Üzerime kot bir tulum içimide beyaz bir tişört giydim. Odamdan çıkıp aşağı indim. Saat öğlene doğru geliyordu. Ben. BEN ÖĞLENE KADAR UYUMUŞTUM. Bu kıyamet alametlerindendi. Hiç böyle şeyler yapmazdım. Neyse bende insanım sonuçta diyerek bahçeye çıktım.
Annem yoktu halam ve babam hamağın yanında oturuyorlardı. Bende yanlarına ilerledim ve hamağa oturdum. "Ooo sohbet koyu herhalde." Halam elindeki kahve kupası ile oynarken "Tabi ki kızçe özlem gideriyoruz." Hamağın üstündeki kitabı aldım ve hamağa uzandım. Kitabımı okumaya başladığımda çok değişik hissetmiştim birden neden saçma bir duygu yaşadığımı sorguladıktan sonra kitaba geri döndüm. Halam ile babam sohbetlerine devam ederken annemin sesini duydum. "Papatyaaa. Kahvaltı etmedin bak sofrayı toplamadım gel kahvaltını et." Ayağa kalkıp içeri ilerledim ve anneme arkasından sarıldım. "Yaaa canım annecimmm sen varya bitanesin." Annem arkasını döndü. "Ah seni deli kız zaten bu saate kadar nasıl uyanmadın ona hayret ediyorum. Öldün sandım bir ara halanı yolladım yukarı bi baktı yaşıyorsun indi sonra aşağı." Anneme çarpık bir gülümseme atarak "Bende insanım sonuçta dimi." Sofraya oturup kahvaltımı ettim ve sonra sofrayı ve mutfağı toplayıp odama gittim.
Kucağıma Tırmığı aldım okşanmayı çok seviyordu. Kafasını okşamya başladığımda keyif aldığını belirten sesler çıkardı. Pencereden gelen güneş ile daha çok mayışmış birkaç dakika sonra uyumuştu. Onu yatağa bıraktım. Telefonumu elime aldım. Birkaç bildirim vardı. Mesajlara hiç bakmadım. Telefonu tam masaya bırakacağım sırada telefonum çaldı. Kimin aradığında baktığımda İrem'in aradığını gördüm. Telefonu açtığımda "Hani plaja gidicektik Papatya. Geliyorum bak yoldayım. Hemen hazırlan seni almaya geliyorum. Hadi görüşürüz bayyy."
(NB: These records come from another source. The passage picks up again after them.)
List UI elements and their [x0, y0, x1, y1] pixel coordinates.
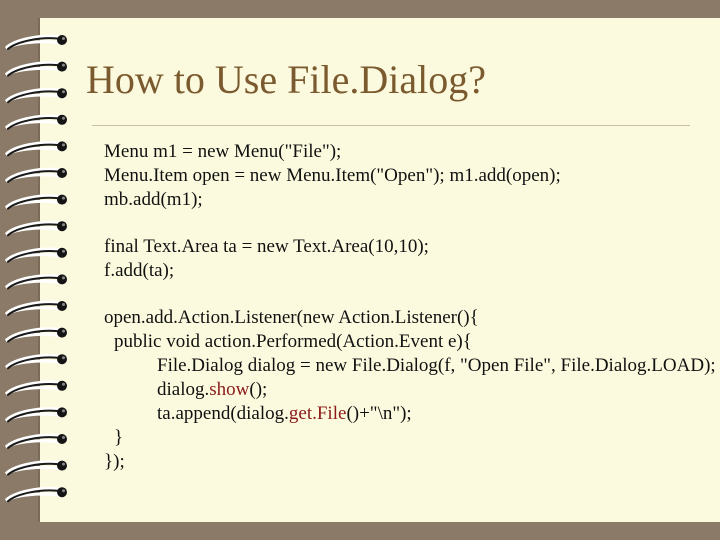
- spiral-ring-icon: [4, 247, 67, 263]
- code-text: ()+"\n");: [346, 403, 412, 424]
- spiral-ring-icon: [4, 433, 67, 449]
- spiral-ring-icon: [4, 141, 67, 157]
- title-divider: [92, 125, 690, 126]
- spiral-ring-icon: [4, 274, 67, 290]
- spiral-ring-icon: [4, 486, 67, 503]
- spiral-ring-icon: [4, 380, 67, 396]
- spiral-ring-icon: [4, 114, 67, 130]
- spiral-binding: [4, 34, 67, 503]
- code-line: final Text.Area ta = new Text.Area(10,10…: [104, 236, 429, 257]
- code-line: ta.append(dialog.get.File()+"\n");: [104, 402, 720, 426]
- spiral-ring-icon: [4, 87, 67, 104]
- spiral-ring-icon: [4, 300, 67, 316]
- code-text: dialog.: [157, 379, 210, 400]
- code-line: File.Dialog dialog = new File.Dialog(f, …: [157, 355, 716, 376]
- code-line: mb.add(m1);: [104, 189, 203, 210]
- highlighted-method: get.File: [288, 403, 347, 424]
- highlighted-method: show: [209, 379, 250, 400]
- slide-title: How to Use File.Dialog?: [86, 57, 486, 102]
- code-line: open.add.Action.Listener(new Action.List…: [104, 307, 479, 328]
- spiral-ring-icon: [4, 407, 67, 423]
- code-text: ();: [249, 379, 268, 400]
- code-line: public void action.Performed(Action.Even…: [114, 331, 472, 352]
- code-line: Menu m1 = new Menu("File");: [104, 141, 342, 162]
- code-line: Menu.Item open = new Menu.Item("Open"); …: [104, 165, 561, 186]
- code-line: dialog.show();: [104, 378, 720, 402]
- spiral-ring-icon: [4, 61, 67, 77]
- code-line: f.add(ta);: [104, 260, 175, 281]
- code-line: }: [114, 427, 124, 448]
- code-block: Menu m1 = new Menu("File"); Menu.Item op…: [104, 140, 720, 474]
- spiral-ring-icon: [4, 34, 67, 50]
- spiral-ring-icon: [4, 327, 67, 343]
- spiral-ring-icon: [4, 194, 67, 210]
- spiral-ring-icon: [4, 353, 67, 370]
- spiral-ring-icon: [4, 460, 67, 476]
- code-text: ta.append(dialog.: [157, 403, 289, 424]
- spiral-ring-icon: [4, 167, 67, 183]
- code-line: });: [104, 451, 125, 472]
- spiral-ring-icon: [4, 220, 67, 237]
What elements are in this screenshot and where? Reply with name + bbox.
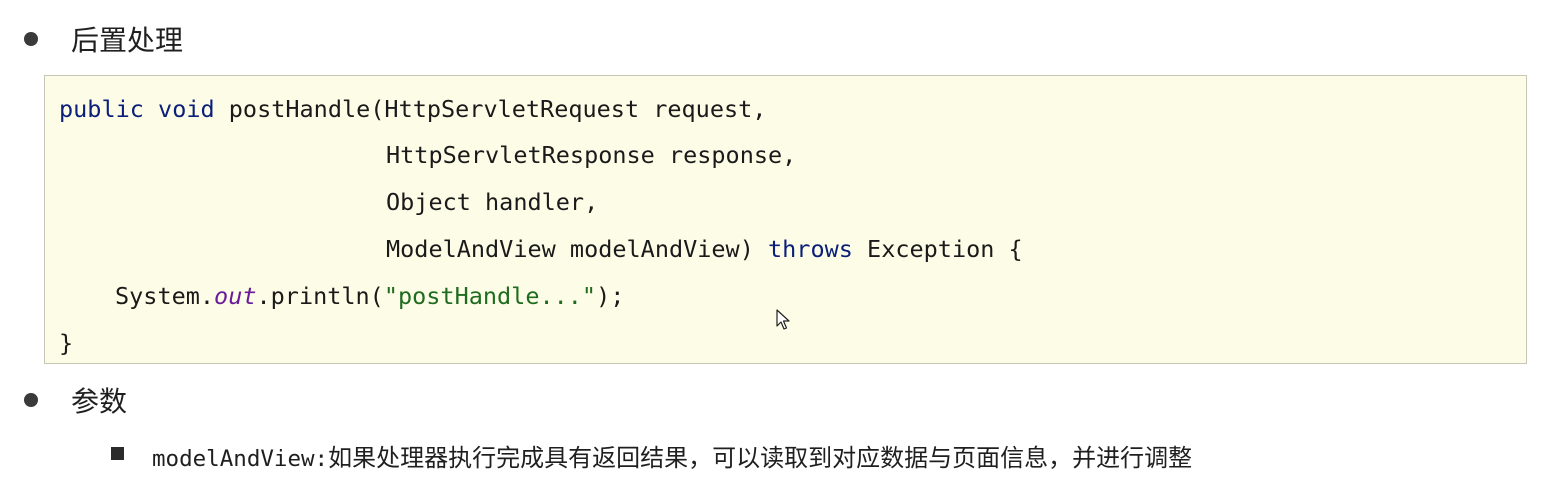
param-description: modelAndView:如果处理器执行完成具有返回结果，可以读取到对应数据与页… (152, 438, 1192, 473)
code-println: .println( (256, 282, 384, 310)
code-statement-end: ); (596, 282, 625, 310)
code-line-5: System.out.println("postHandle..."); (115, 281, 624, 311)
code-line-3: Object handler, (386, 187, 598, 217)
code-line-6: } (59, 328, 73, 358)
section-heading-params: 参数 (71, 385, 128, 418)
keyword-public: public (59, 95, 144, 123)
code-string-literal: "postHandle..." (383, 282, 597, 310)
square-bullet-icon (111, 447, 124, 460)
code-param-response: HttpServletResponse response, (386, 141, 797, 169)
code-line-4: ModelAndView modelAndView) throws Except… (386, 234, 1023, 264)
mouse-cursor-icon (776, 309, 790, 330)
code-system: System. (115, 282, 215, 310)
bullet-icon (24, 393, 38, 407)
keyword-void: void (158, 95, 215, 123)
code-line-1: public void postHandle(HttpServletReques… (59, 94, 766, 124)
code-param-model-and-view: ModelAndView modelAndView) (386, 235, 769, 263)
code-method-signature: postHandle(HttpServletRequest request, (214, 95, 767, 123)
code-exception: Exception { (852, 235, 1023, 263)
param-term: modelAndView: (152, 446, 329, 472)
keyword-throws: throws (768, 235, 853, 263)
code-static-field-out: out (214, 282, 257, 310)
code-line-2: HttpServletResponse response, (386, 140, 796, 170)
section-heading-post-handle: 后置处理 (71, 24, 184, 57)
code-closing-brace: } (59, 329, 74, 357)
param-detail: 如果处理器执行完成具有返回结果，可以读取到对应数据与页面信息，并进行调整 (328, 444, 1193, 472)
code-param-handler: Object handler, (386, 188, 599, 216)
bullet-icon (24, 32, 38, 46)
Hiçbirşey söyleyemeden yüzüme kapanan telefonu masaya bırakarak plaj çantamdaki eşyaları çıkardım mor bikinemi onun üstüne bikineminin renginde bir tişört altında kot şort giydim. Çantama terlik güneş kremi ve şapka koydum. Telefonumu ve kulaklığımı da aldım. Aşağı indiğimde cüzdanımı alıp telefon ve kulaklık ile birlikte çantama attım. Annemin yanına gidip İremin geleceğini söyledim. Dışarıdan korna sesi gelince de kapıya doğru ilerledim ve dışarı çıktım. İşte İrem ve arabası tüm ihtişamı ile karşımdaydı. Hiçbir zaman araba merakım olmamıştı takii İrem araba alıncaya kadar. Çok güzeldi. Siyahtı. Bir jeep. Allahım bu araba ne kadar güzel diye birkez daha geçirdim içimden. Bana doğru koşan İremi son anda farketmem ile kollarımı açmam bir oldu. Birkaç adım sendelesemde yere düşmemiştik. "Ah be kıvırcığım düşünüyordun ikimizide." İrem kafasını omzumdan kaldırıp " Ah güzeller güzeli arkadaşım benim ne kadar özlemişim seni." Abartılacak bir güzelliğim yoktu ben hep ikinci kızdım. Ortamdaki güzel kızın kankası rolü benimdi yani. "Hadi bin arabaya gidelim." Ön koltuğa oturduktan sonra oda bindi ve arabayı çalıştırdı.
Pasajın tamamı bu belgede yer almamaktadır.